Select syntaxes
+++++++++++++++
It is possible to select which syntaxes to extract by passing a list with the desired ones to extract. Valid values: 'microdata', 'json-ld', 'opengraph', 'microformat', 'rdfa' and 'dublincore'. If no list is passed all syntaxes will be extracted and returned::
r = requests.get('http://www.songkick.com/artists/236156-elysian-fields')
baseurl = getbaseurl(r.text, r.url)
data = extruct.extract(r.text, baseurl, syntaxes=['microdata', 'opengraph', 'rdfa'])
pp.pprint(data)
{ 'microdata': [],
'opengraph': [ { 'namespace': { 'concerts': 'http://ogp.me/ns/fb/songkick-concerts#',
'fb': 'http://www.facebook.com/2008/fbml',
'og': 'http://ogp.me/ns#'},
'properties': [ ('fb:appid', '308540029359'),
('og:sitename', 'Songkick'),
('og:type', 'songkick-concerts:artist'),
('og:title', 'Elysian Fields'),
( 'og:description',
'Find out when Elysian Fields is next '
'playing live near you. List of all '
'Elysian Fields tour dates and concerts.'),
( 'og:url',
'https://www.songkick.com/artists/236156-elysian-fields'),
( 'og:image',
'http://images.sk-static.com/images/media/img/col4/20100330-103600-169450.jpg')]}],
'rdfa': [ { '@id': 'https://www.songkick.com/artists/236156-elysian-fields',
'al:ios:appname': [{'@value': 'Songkick Concerts'}],
'al:ios:appstoreid': [{'@value': '438690886'}],
'al:ios:url': [ { '@value': 'songkick://artists/236156-elysian-fields'}],
'http://ogp.me/ns#description': [ { '@value': 'Find out when '
'Elysian Fields is '
'next playing live '
'near you. List of '
'all Elysian '
'Fields tour dates '
'and concerts.'}],
'http://ogp.me/ns#image': [ { '@value': 'http://images.sk-static.com/images/media/img/col4/20100330-103600-169450.jpg'}],
'http://ogp.me/ns#sitename': [{'@value': 'Songkick'}],
'http://ogp.me/ns#title': [{'@value': 'Elysian Fields'}],
'http://ogp.me/ns#type': [{'@value': 'songkick-concerts:artist'}],
'http://ogp.me/ns#url': [ { '@value': 'https://www.songkick.com/artists/236156-elysian-fields'}],
'http://www.facebook.com/2008/fbmlapp_id': [ { '@value': '308540029359'}]}]}
Uniform
+++++++
Another option is to uniform the output of microformat, opengraph, microdata, dublincore and json-ld syntaxes to the following structure: ::
{'@context': 'http://example.com',
'@type': 'example_type',
/* All other the properties in keys here */
}
To do so set
uniform=True
when calling
extract
, it's false by default for backward compatibility. Here the same example as before but with uniform set to True: ::
r = requests.get('http://www.songkick.com/artists/236156-elysian-fields')
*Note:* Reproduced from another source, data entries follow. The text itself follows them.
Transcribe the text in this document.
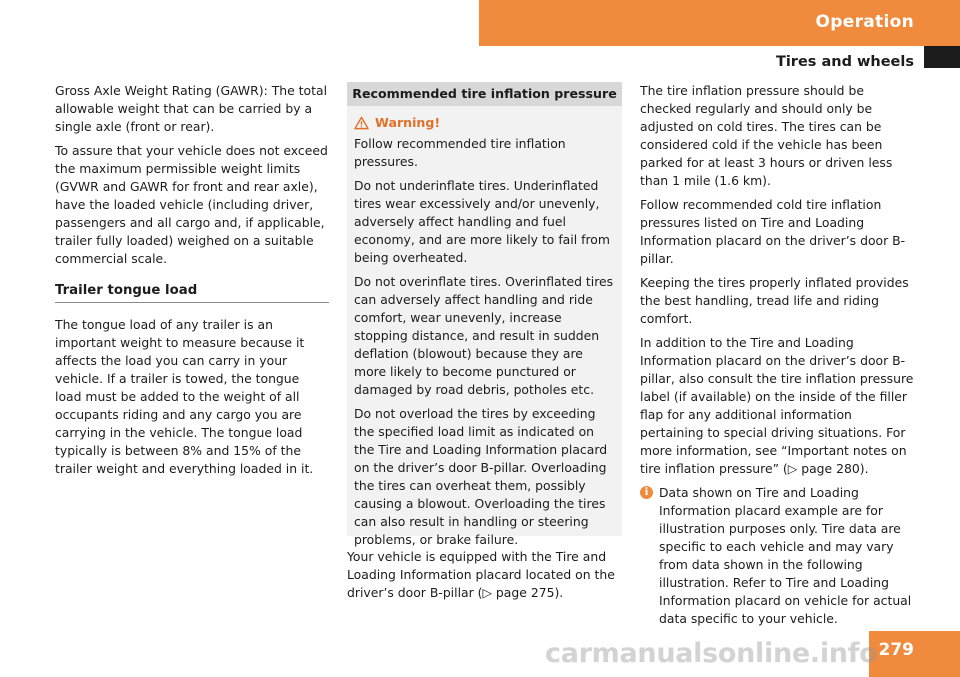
Operation
Tires and wheels

Gross Axle Weight Rating (GAWR): The total allowable weight that can be carried by a single axle (front or rear).

To assure that your vehicle does not exceed the maximum permissible weight limits (GVWR and GAWR for front and rear axle), have the loaded vehicle (including driver, passengers and all cargo and, if applicable, trailer fully loaded) weighed on a suitable commercial scale.

Trailer tongue load

The tongue load of any trailer is an important weight to measure because it affects the load you can carry in your vehicle. If a trailer is towed, the tongue load must be added to the weight of all occupants riding and any cargo you are carrying in the vehicle. The tongue load typically is between 8% and 15% of the trailer weight and everything loaded in it.

Recommended tire inflation pressure
Warning!

Follow recommended tire inflation pressures.

Do not underinflate tires. Underinflated tires wear excessively and/or unevenly, adversely affect handling and fuel economy, and are more likely to fail from being overheated.

Do not overinflate tires. Overinflated tires can adversely affect handling and ride comfort, wear unevenly, increase stopping distance, and result in sudden deflation (blowout) because they are more likely to become punctured or damaged by road debris, potholes etc.

Do not overload the tires by exceeding the specified load limit as indicated on the Tire and Loading Information placard on the driver’s door B-pillar. Overloading the tires can overheat them, possibly causing a blowout. Overloading the tires can also result in handling or steering problems, or brake failure.

Your vehicle is equipped with the Tire and Loading Information placard located on the driver’s door B-pillar (▷ page 275).

The tire inflation pressure should be checked regularly and should only be adjusted on cold tires. The tires can be considered cold if the vehicle has been parked for at least 3 hours or driven less than 1 mile (1.6 km).

Follow recommended cold tire inflation pressures listed on Tire and Loading Information placard on the driver’s door B-pillar.

Keeping the tires properly inflated provides the best handling, tread life and riding comfort.

In addition to the Tire and Loading Information placard on the driver’s door B-pillar, also consult the tire inflation pressure label (if available) on the inside of the filler flap for any additional information pertaining to special driving situations. For more information, see “Important notes on tire inflation pressure” (▷ page 280).

i Data shown on Tire and Loading Information placard example are for illustration purposes only. Tire data are specific to each vehicle and may vary from data shown in the following illustration. Refer to Tire and Loading Information placard on vehicle for actual data specific to your vehicle.
279
carmanualsonline.info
baseurl = getbaseurl(r.text, r.url)
data = extruct.extract(r.text, baseurl, syntaxes=['microdata', 'opengraph', 'rdfa'], uniform=True)
pp.pprint(data)
{ 'microdata': [],
'opengraph': [ { '@context': { 'concerts': 'http://ogp.me/ns/fb/songkick-concerts#',
'fb': 'http://www.facebook.com/2008/fbml',
'og': 'http://ogp.me/ns#'},
'@type': 'songkick-concerts:artist',
'fb:appid': '308540029359',
'og:description': 'Find out when Elysian Fields is next '
'playing live near you. List of all '
'Elysian Fields tour dates and concerts.',
'og:image': 'http://images.sk-static.com/images/media/img/col4/20100330-103600-169450.jpg',
'og:sitename': 'Songkick',
'og:title': 'Elysian Fields',
'og:url': 'https://www.songkick.com/artists/236156-elysian-fields'}],
'rdfa': [ { '@id': 'https://www.songkick.com/artists/236156-elysian-fields',
'al:ios:appname': [{'@value': 'Songkick Concerts'}],
'al:ios:appstoreid': [{'@value': '438690886'}],
'al:ios:url': [ { '@value': 'songkick://artists/236156-elysian-fields'}],
'http://ogp.me/ns#description': [ { '@value': 'Find out when '
'Elysian Fields is '
'next playing live '
'near you. List of '
'all Elysian '
'Fields tour dates '
'and concerts.'}],
'http://ogp.me/ns#image': [ { '@value': 'http://images.sk-static.com/images/media/img/col4/20100330-103600-169450.jpg'}],
'http://ogp.me/ns#sitename': [{'@value': 'Songkick'}],
'http://ogp.me/ns#title': [{'@value': 'Elysian Fields'}],
'http://ogp.me/ns#type': [{'@value': 'songkick-concerts:artist'}],
'http://ogp.me/ns#url': [ { '@value': 'https://www.songkick.com/artists/236156-elysian-fields'}],
'http://www.facebook.com/2008/fbmlapp_id': [ { '@value': '308540029359'}]}]}
NB rdfa structure is not uniformed yet
Returning HTML node
+++++++++++++++++++
It is also possible to get references to HTML node for every extracted metadata item.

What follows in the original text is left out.